In an ERTMS of application level 1, no radio center 16 is provided and it is the balises 2 that transmit the location specifications directly to the train 6, 61 as it goes over or past them, via the reader 8. In which case, the elements described with reference to FIG. 2 are all provided in the computer 12 on board the following train 61.

In the ERTMS of application level 3, the location of the preceding train is used by the RBC to determine the section cleared by the preceding train, unlike the ERTMS of level 2, in which clearing of the section is given by an interlocking station.

Naturally, the invention is not limited to the ERTMS/ETCS and it can be applied to any other system.

Thus, in the above-described ERTMS systems or in any other system, wireless telecommunications means can be provided on the preceding train and on the following train, at least so that the preceding train transmits to the following train its location, and its speed as acquired by acquisition means provided for it. It is thus possible save the time necessary for setting up a plurality of calls going through the radio center and described with reference to FIGS. 1 and 2, thereby making it possible to shorten the location specification for the following train 61. In which case, the preceding train transmits to the following train its location relative to a balise situated at the end of a section, and its speed. Since it has received the track description information (profile, speed restrictions, balises to be encountered) from the RBC computer, the following train is capable of determining the location of the preceding train by means of the identity of the balise delivered with the location, which identity is unique in the world. Since it knows the balise and the speed of the preceding train, the following train computes the distance DF to be added to the balise in order to obtain the PLOA, the balise embodying the LOA. Sending track description information from the RBC computer to the following train is asynchronous relative to the real location of the preceding train, and must merely be performed previously.

Optionally, this characteristic can be combined with the characteristic of adding the braking distance to the LOA, in order to enable the location specification to be shortened still further, thereby making it possible to reduce the distance between two trains one behind the other.

Claims

1. Apparatus for controlling trains, said apparatus including:

means for acquiring the location and the speed of at least one train on a line on which trains run, which means are connected to a computing unit including a first module suitable for acting, as a function of at least the acquired location and speed, to compute a location specification (LOA) specifying a location which is situated downstream from the acquired location and to which the train is authorized to run with a target speed (TS) at said location specification (LOA);

a computing member for using a specified computation rule to compute a movement control magnitude (GC) for controlling movement of the train as a function of at least the location specification (LOA) delivered by the computing first module;

said apparatus further including acquisition means for acquiring at least the speed of the preceding train on the track on which trains run, which means are also connected to means for recording the acquired speed, and the computing unit further includes a second module for acting as a function of at least the recorded speed of the preceding train and of a deceleration rate specified for the preceding train and greater than or equal to, in absolute terms, the absolute value of a service deceleration rate for said preceding train, to determine a braking distance value (DF) for the preceding train, the computing member being organized to deliver a movement control magnitude (GC) for the following train in compliance with the specified computation rule applied to said location specification (LOA) delivered by the computing unit and to which the braking distance value (DF) delivered by the determination second module is added.

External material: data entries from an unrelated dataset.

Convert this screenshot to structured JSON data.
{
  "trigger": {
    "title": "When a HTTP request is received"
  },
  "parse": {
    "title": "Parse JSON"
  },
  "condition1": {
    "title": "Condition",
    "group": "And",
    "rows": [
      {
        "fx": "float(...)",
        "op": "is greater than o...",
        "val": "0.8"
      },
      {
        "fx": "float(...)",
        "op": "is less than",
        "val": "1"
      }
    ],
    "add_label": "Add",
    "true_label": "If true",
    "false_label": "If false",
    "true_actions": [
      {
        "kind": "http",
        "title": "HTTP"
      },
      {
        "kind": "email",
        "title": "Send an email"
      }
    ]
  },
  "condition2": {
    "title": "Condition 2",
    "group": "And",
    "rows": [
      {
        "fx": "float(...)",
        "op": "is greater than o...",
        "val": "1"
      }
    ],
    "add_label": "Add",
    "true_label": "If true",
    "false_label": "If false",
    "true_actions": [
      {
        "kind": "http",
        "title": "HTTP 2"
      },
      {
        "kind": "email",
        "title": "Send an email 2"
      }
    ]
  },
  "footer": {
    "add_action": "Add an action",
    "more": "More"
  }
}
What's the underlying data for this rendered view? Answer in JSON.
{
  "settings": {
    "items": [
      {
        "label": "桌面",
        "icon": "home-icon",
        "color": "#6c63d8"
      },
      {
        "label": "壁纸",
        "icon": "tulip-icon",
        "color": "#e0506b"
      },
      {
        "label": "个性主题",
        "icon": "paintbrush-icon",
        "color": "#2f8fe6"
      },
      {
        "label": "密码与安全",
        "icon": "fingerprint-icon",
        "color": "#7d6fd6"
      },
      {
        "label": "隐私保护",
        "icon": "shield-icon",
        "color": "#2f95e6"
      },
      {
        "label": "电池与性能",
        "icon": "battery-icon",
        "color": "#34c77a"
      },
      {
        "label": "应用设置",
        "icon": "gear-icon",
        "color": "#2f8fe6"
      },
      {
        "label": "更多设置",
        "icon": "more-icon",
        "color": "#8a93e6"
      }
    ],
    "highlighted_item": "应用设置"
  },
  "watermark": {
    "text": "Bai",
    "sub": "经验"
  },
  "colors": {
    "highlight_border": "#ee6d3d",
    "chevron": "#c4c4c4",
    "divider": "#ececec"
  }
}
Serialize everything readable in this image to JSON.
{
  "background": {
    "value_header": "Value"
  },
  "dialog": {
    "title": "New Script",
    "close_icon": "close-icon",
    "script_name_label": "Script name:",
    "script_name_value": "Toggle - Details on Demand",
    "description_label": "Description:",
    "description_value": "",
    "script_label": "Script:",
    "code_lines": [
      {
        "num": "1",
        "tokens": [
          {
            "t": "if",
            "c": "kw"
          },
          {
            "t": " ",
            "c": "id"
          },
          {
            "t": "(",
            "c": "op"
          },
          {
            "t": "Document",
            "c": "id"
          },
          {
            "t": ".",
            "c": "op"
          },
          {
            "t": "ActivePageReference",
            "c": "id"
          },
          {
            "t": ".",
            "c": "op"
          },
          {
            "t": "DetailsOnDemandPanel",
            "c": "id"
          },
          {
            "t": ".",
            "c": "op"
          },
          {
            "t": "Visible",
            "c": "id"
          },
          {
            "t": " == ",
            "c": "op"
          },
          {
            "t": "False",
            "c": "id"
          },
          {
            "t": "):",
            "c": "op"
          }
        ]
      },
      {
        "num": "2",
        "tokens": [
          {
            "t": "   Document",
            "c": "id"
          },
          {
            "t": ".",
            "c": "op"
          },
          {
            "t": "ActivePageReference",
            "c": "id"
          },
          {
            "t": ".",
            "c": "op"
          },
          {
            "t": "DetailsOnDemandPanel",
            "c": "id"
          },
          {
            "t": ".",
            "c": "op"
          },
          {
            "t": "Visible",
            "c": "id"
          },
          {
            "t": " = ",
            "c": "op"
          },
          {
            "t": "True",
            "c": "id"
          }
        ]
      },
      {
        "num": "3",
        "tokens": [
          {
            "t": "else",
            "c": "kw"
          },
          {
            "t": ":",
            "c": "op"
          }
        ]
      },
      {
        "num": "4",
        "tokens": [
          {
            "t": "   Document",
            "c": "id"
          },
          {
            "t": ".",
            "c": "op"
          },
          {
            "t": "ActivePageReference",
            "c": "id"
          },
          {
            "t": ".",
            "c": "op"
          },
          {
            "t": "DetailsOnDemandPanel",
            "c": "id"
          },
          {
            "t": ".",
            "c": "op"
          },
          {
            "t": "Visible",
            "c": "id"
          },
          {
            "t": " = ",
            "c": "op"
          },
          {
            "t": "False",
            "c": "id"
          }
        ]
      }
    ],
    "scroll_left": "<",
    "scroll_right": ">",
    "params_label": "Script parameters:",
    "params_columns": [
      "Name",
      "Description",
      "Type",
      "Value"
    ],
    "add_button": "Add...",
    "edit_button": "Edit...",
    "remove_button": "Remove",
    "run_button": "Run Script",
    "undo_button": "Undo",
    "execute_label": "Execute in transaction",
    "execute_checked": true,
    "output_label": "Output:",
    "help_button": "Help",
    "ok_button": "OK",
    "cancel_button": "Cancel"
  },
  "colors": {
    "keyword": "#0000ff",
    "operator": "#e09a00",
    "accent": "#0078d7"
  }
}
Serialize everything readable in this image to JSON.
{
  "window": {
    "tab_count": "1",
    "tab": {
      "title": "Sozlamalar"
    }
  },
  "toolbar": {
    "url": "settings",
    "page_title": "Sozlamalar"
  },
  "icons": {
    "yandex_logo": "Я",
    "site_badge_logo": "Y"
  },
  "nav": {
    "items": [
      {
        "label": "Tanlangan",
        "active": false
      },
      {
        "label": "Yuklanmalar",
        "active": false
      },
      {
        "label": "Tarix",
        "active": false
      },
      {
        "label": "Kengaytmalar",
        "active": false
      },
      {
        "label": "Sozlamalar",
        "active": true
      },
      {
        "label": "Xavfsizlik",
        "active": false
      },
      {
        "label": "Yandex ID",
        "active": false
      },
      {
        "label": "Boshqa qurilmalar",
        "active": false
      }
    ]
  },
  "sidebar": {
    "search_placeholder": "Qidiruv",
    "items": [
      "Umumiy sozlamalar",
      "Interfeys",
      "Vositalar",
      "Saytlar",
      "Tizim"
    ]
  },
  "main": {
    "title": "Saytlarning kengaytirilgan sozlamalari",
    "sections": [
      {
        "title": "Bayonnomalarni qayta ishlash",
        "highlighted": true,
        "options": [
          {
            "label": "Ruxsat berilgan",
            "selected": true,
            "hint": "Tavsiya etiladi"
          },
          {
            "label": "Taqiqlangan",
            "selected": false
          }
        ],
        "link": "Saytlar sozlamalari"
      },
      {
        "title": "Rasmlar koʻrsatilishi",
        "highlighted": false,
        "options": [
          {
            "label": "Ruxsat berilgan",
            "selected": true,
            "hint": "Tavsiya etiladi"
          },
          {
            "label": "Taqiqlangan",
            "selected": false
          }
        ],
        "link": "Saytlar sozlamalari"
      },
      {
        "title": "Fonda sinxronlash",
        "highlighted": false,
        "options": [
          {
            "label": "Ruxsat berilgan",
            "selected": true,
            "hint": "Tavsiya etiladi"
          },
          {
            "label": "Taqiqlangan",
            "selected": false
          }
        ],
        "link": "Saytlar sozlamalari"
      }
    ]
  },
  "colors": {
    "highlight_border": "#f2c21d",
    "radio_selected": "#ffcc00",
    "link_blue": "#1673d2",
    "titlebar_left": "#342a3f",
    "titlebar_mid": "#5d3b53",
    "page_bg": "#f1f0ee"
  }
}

2. Apparatus according to claim 1, further including means for signaling information to the following train in response to the train movement control magnitude delivered by the computing member.

3. Apparatus according to claim 1, further including means for executing orders for the following train, corresponding to the train movement control magnitude (GC) delivered by the computing member.

4. Apparatus according to claim 1, wherein the computing unit includes an adder module receiving at a first input the location specification (LOA) delivered by the computing first module and at a second input the braking distance value (DF) delivered by the determination second module, and delivering at its output a value equal to the sum of the value present at the first input plus the value present at the second input, the output of the subtracter module being connected to the input of the computing member delivering at. its output said control magnitude (GC) computed using said specified computation rule applied to the value present at its input.

5. Apparatus according to claim 1, wherein the acquisition means, the first module for computing the location specification (LOA), and the member for computing the control magnitude (GC) are of the ERTMS/ETCS type.

6. Apparatus according to claim 5, wherein the acquisition means and the computing unit are situated in transponders or “balises” distributed along the line on which trains run, and suitable for transmitting the location specification (LOA) to readers provided on board the trains, as the reader goes past or over the balise, and the computing member is situated on board the following train and is connected to said reader.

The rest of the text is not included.